As the documentation states, svml permits up to 4 Ulps (bits accuracy in the "last place") deviation from fully accurate math libraries such as Intel scalar or gnu libraries.  Those larger deviations generally show up only in corner cases such as sin(ridiculously big number) but are noticeable in normal usage under the ** operation.  It's not practical to vectorize functions such as extra precision range reduction.  For example, you might see full accuracy of sin() only within [+- Pi/4].  These are among the reasons why Intel compilers have several options to compile with or without svml.

The concept of svml was demonstrated in the late 1980's with the compiler for MultiFlow.   With that compiler it was feasible to write your own compatible replacements for "short vector" functions in C.  They didn't talk about vectorization as they wanted to distinguish their trace compilation from big iron vectorization.  In fact, a vector chunk math function could run in parallel with other expression evaluations on a single threaded CPU.

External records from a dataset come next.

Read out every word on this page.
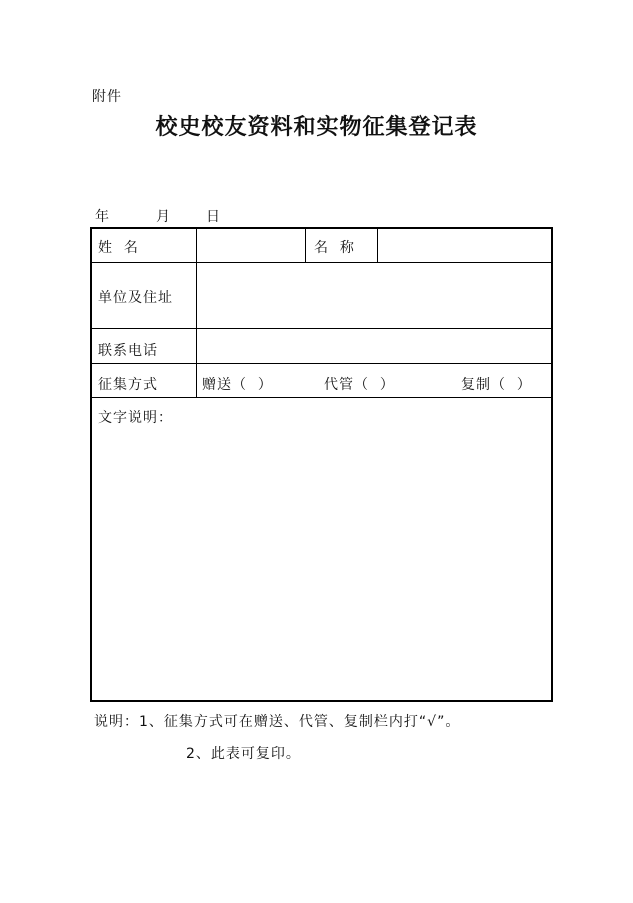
附件
校史校友资料和实物征集登记表
年	月	日
姓  名	名  称
单位及住址
联系电话
征集方式	赠送（  ）	代管（  ）	复制（  ）
文字说明：
说明：1、征集方式可在赠送、代管、复制栏内打“√”。
2、此表可复印。
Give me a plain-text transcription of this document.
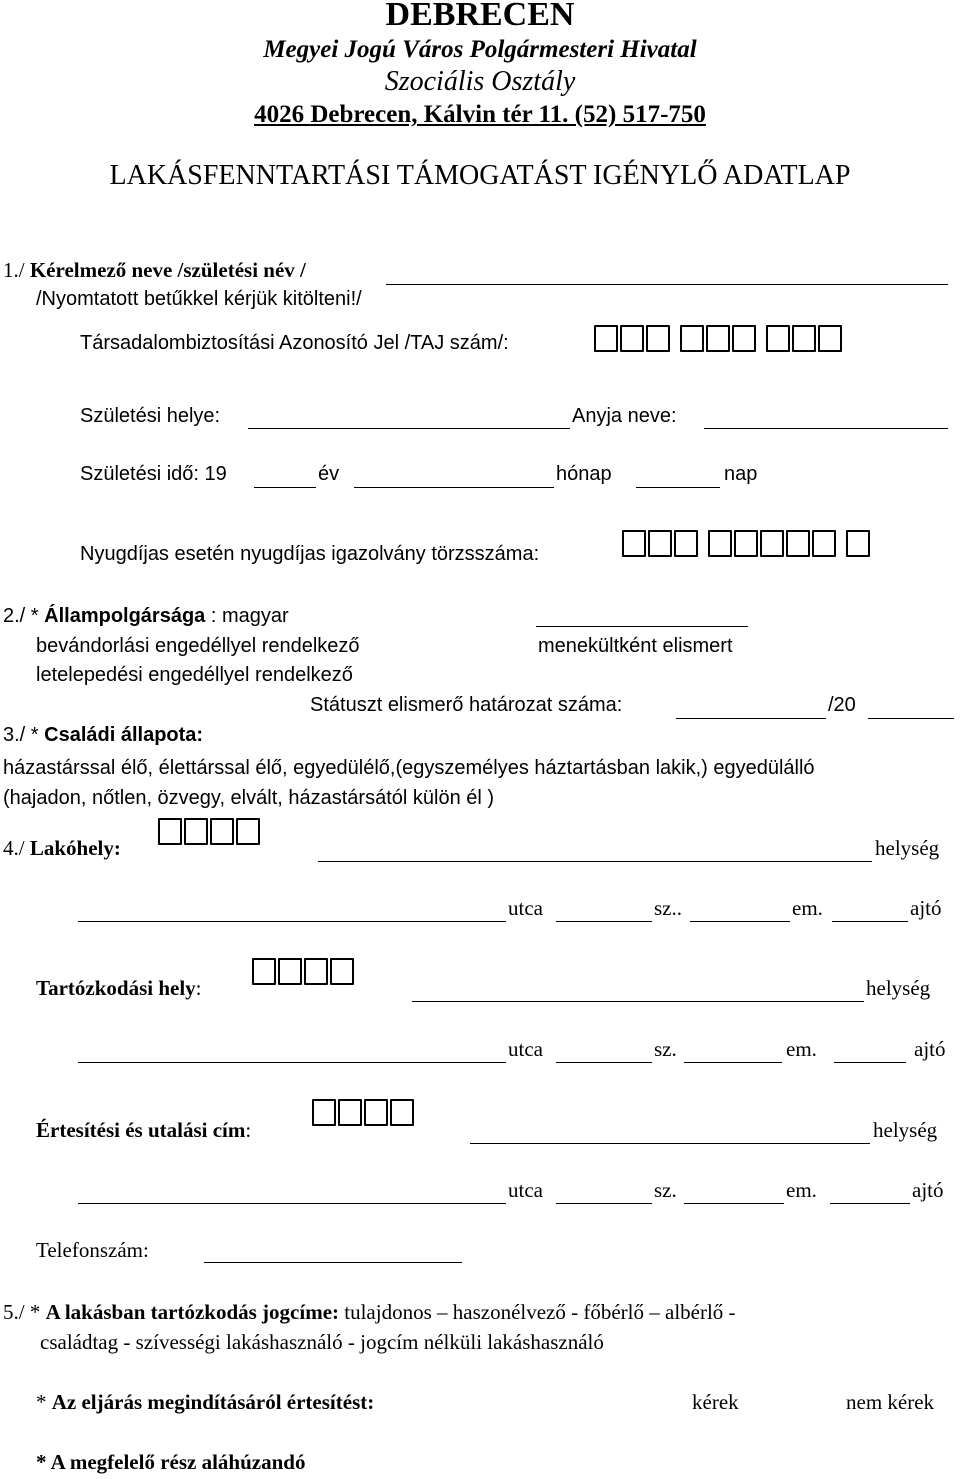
DEBRECEN
Megyei Jogú Város Polgármesteri Hivatal
Szociális Osztály
4026 Debrecen, Kálvin tér 11. (52) 517-750
LAKÁSFENNTARTÁSI TÁMOGATÁST IGÉNYLŐ ADATLAP
1./ Kérelmező neve /születési név /
/Nyomtatott betűkkel kérjük kitölteni!/
Társadalombiztosítási Azonosító Jel /TAJ szám/:
Születési helye:	Anyja neve:
Születési idő: 19	év	hónap	nap
Nyugdíjas esetén nyugdíjas igazolvány törzsszáma:
2./ * Állampolgársága : magyar
bevándorlási engedéllyel rendelkező	menekültként elismert
letelepedési engedéllyel rendelkező
Státuszt elismerő határozat száma:	/20
3./ * Családi állapota:
házastárssal élő, élettárssal élő, egyedülélő,(egyszemélyes háztartásban lakik,) egyedülálló
(hajadon, nőtlen, özvegy, elvált, házastársától külön él )
4./ Lakóhely:	helység
utca	sz..	em.	ajtó
Tartózkodási hely:	helység
utca	sz.	em.	ajtó
Értesítési és utalási cím:	helység
utca	sz.	em.	ajtó
Telefonszám:
5./ * A lakásban tartózkodás jogcíme: tulajdonos – haszonélvező - főbérlő – albérlő -
családtag - szívességi lakáshasználó - jogcím nélküli lakáshasználó
* Az eljárás megindításáról értesítést:	kérek	nem kérek
* A megfelelő rész aláhúzandó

As you know, among the purposes of svml compared with long vector function libraries is to facilitate automatic compiler vectorization of complicated expressions involving math libraries, and to achieve better performance both with moderate vector lengths and with vector lengths big enough to impose questions of cache size and performance.  This is practical only with built-in compiler support for such auto-vectorization and multiplies the size of the math library code base by a factor of 2 or more.

In my experience, full support for svml is among the few aspects of clear superiority of Intel compilers over open source alternatives.  It is a big one in terms of compiler and library team support requirement.

I have to assume that your definition of open project excludes use of closed source compilers and libraries as I don't see the point of your question otherwise.